The arrowhead piculet is 9 to 10 cm long and weighs 11 to 16 g. Adult males have a black cap with a red patch on the forehead and white spots on the rest of it. Their face is mostly dark brown with white tips on some feathers and a white line behind the eye. Their upperparts are olive brown whose feathers have blackish wedge-shaped centers, a very thin black bar at their tip, and a white spot just inside the tip. Their rump is plainer but their undertail coverts can have dark bars. Their flight feathers are brown with light buffy edges, especially on the secondaries and tertials. Their tail is brownish black; the innermost pair of feathers have mostly white inner webs and the outer two pairs have a white stripe on the outer webs. Their chin, throat, and sides of the neck are whitish with blackish bars. Their underparts are white with a brownish buff tinge on the belly and flanks; the underparts' feathers have brownish black fringes that give a scaly appearance. Adult females are identical but for no red on the forehead. Juveniles have a plain brown crown; their upperparts are browner than the adults' and have blackish bars. Their underparts are duller with a more obscure pattern.
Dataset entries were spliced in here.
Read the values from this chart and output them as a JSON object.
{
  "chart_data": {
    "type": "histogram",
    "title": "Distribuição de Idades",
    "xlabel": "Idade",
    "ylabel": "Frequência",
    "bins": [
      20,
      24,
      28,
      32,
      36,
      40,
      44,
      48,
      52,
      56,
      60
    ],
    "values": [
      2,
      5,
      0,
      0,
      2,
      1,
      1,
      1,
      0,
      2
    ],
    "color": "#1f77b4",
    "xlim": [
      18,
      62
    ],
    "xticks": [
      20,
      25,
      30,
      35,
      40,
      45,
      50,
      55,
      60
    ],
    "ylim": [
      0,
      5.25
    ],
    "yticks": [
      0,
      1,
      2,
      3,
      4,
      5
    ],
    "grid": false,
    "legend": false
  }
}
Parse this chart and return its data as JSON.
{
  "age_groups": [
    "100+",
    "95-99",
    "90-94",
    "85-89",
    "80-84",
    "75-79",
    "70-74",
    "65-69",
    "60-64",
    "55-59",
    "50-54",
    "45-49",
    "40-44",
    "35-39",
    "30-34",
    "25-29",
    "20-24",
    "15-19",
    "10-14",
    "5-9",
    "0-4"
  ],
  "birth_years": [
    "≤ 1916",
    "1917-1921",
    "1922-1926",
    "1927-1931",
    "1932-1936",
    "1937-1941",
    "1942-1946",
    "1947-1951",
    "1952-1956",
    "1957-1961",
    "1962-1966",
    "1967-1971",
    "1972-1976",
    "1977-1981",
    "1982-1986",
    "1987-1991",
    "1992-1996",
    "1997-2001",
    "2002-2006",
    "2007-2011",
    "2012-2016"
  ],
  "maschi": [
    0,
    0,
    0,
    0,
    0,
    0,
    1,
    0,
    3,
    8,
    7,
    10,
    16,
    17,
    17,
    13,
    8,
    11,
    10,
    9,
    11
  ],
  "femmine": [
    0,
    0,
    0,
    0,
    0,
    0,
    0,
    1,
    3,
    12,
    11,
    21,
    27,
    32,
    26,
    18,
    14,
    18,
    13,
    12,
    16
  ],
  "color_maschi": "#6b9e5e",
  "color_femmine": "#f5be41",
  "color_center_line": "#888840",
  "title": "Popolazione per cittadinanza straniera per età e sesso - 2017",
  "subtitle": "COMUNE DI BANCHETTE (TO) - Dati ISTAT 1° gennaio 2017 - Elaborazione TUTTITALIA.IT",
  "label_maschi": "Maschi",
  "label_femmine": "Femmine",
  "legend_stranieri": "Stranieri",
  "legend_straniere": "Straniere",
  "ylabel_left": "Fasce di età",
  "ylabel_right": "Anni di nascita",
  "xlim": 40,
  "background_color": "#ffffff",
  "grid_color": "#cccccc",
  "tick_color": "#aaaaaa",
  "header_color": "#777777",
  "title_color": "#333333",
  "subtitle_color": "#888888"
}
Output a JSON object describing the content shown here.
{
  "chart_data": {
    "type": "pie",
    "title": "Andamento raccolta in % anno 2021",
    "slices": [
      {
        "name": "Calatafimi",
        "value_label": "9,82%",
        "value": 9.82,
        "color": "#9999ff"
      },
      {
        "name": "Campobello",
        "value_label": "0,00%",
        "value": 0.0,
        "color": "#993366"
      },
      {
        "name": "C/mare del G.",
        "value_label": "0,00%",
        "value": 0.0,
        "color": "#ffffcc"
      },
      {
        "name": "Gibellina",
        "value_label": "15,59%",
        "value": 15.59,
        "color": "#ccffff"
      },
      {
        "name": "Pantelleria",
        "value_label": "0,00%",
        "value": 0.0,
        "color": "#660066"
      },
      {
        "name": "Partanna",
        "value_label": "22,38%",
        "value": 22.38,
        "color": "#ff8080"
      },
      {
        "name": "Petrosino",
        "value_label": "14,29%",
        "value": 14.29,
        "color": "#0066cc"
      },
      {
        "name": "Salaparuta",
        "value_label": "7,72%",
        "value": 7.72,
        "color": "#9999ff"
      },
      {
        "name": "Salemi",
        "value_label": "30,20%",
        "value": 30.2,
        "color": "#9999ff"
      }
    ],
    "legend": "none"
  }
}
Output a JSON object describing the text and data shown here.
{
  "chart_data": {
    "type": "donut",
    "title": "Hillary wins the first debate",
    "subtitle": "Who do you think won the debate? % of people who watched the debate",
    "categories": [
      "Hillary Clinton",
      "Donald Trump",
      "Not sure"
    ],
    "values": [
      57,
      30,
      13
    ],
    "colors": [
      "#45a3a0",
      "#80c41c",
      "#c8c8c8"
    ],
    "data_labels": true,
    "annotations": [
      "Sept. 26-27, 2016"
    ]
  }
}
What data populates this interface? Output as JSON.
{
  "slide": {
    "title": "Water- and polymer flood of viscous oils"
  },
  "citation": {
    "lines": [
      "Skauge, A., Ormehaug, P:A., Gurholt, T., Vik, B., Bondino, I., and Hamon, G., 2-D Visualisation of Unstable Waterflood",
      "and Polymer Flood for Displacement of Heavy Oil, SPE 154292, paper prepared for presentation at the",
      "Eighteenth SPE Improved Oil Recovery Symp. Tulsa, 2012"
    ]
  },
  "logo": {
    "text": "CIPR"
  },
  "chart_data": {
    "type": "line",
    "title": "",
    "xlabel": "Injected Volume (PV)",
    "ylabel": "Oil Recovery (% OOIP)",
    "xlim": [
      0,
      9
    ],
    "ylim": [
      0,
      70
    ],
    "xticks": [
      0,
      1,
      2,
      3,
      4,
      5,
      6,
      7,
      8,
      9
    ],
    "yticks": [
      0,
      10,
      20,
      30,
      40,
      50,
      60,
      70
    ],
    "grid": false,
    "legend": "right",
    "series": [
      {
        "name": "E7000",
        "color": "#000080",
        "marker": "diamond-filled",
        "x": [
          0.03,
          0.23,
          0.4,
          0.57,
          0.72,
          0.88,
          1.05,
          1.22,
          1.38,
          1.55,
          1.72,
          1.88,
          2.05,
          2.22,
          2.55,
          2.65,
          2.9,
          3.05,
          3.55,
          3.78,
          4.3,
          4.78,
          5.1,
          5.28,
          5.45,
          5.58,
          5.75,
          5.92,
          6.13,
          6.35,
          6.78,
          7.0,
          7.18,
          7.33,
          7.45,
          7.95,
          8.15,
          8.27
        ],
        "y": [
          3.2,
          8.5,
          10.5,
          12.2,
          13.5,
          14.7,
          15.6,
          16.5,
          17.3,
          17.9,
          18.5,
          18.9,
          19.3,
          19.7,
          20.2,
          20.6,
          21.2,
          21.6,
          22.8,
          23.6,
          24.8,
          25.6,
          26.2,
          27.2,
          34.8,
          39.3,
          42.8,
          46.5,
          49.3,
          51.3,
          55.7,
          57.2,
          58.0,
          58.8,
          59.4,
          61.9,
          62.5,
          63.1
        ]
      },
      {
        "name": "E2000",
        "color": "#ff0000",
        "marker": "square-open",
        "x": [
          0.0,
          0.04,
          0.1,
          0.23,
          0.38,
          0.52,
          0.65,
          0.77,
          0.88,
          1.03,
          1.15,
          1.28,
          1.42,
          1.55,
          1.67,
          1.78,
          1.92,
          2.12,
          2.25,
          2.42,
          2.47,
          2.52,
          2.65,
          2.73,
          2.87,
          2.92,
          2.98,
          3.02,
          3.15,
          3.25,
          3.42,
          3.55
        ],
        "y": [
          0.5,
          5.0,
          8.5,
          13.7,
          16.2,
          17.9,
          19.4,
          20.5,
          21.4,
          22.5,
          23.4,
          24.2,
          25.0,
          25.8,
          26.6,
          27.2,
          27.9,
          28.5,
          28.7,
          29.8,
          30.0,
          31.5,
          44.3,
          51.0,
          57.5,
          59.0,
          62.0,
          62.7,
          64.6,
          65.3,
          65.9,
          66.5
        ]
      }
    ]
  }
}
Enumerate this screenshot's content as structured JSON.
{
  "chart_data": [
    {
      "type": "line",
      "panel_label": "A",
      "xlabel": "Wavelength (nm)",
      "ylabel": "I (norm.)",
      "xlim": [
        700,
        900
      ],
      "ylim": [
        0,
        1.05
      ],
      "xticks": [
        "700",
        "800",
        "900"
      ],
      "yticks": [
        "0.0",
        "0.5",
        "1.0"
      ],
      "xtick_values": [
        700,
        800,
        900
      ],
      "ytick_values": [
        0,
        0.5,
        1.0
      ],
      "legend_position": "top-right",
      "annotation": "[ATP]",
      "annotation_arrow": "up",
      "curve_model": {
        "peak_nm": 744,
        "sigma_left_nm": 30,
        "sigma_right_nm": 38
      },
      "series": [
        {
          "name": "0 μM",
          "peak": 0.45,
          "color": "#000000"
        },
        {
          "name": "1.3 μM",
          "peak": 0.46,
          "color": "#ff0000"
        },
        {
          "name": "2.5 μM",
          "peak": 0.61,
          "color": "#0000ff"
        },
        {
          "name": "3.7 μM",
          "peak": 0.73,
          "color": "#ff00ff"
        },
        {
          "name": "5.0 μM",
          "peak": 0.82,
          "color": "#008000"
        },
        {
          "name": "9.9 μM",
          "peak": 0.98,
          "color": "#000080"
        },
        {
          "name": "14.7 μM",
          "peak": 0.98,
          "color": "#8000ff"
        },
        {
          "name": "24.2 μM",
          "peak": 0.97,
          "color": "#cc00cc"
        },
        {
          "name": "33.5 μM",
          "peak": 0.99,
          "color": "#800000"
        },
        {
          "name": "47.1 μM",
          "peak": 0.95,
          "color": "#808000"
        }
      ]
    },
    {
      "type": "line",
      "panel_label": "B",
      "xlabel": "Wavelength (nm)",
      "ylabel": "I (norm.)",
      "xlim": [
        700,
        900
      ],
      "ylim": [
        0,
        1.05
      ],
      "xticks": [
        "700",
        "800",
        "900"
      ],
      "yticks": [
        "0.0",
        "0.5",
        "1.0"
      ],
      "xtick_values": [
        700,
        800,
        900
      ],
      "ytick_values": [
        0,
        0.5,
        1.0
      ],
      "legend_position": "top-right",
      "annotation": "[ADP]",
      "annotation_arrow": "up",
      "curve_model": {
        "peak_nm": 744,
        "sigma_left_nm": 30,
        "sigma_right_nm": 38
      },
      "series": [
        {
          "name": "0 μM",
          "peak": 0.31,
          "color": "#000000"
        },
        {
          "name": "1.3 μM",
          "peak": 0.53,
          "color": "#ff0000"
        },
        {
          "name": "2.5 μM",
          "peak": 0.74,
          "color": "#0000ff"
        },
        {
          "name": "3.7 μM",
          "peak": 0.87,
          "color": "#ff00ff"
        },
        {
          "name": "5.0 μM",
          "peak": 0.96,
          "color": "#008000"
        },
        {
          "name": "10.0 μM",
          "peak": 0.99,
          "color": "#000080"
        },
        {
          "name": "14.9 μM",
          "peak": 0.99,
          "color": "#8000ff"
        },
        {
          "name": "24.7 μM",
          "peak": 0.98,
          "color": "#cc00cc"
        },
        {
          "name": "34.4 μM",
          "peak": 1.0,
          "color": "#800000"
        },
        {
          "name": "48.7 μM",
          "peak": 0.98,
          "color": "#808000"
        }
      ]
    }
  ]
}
==Distribution and habitat==

The South American Classification Committee of the American Ornithological Society considers the arrowhead piculet to be endemic to Suriname with no records elsewhere. The Clements taxonomy adds that it is "possibly also in adjacent Guyana and French Guiana". The International Ornithological Committee lists it simply in the Guianas. Despite its rather small range, it inhabits a wide variety of landscapes, from mangroves, secondary forest, plantations, gallery forest to montane forest.

==Behavior==
===Movement===

The arrowhead piculet is a year-round resident.

===Feeding===

The arrowhead piculet's diet has not been fully described but is known to include ants and small beetles. It forages somewhat like a chickadee, hanging from twigs and small branches and hammering on them.

===Breeding===

The arrowhead piculet's breeding season is from March to December. Males excavate a nest hole with some contribution by the female, placing it as high as 8 m above the ground. The clutch size is two or three eggs. Both parents incubate the eggs for 12 to 14 days and both provision nestlings. Fledging occurs about 28 days after hatch.

===Vocalization===

The arrowhead piculet makes a "[s]eries of c. 14 thin notes, 'it-it-it-it...', or 'kee kee kee'." It also makes a "loud twitter" during agonistic encounters.

==Status==

The IUCN originally assessed the arrowhead piculet as being of Least Concern, then in 2012 uplisted it to Near Threatened, and then in 2019 again rated it of Least Concern. Though it has a limited range and an unknown population size, the latter is believed to be stable. Deforestation does pose a threat.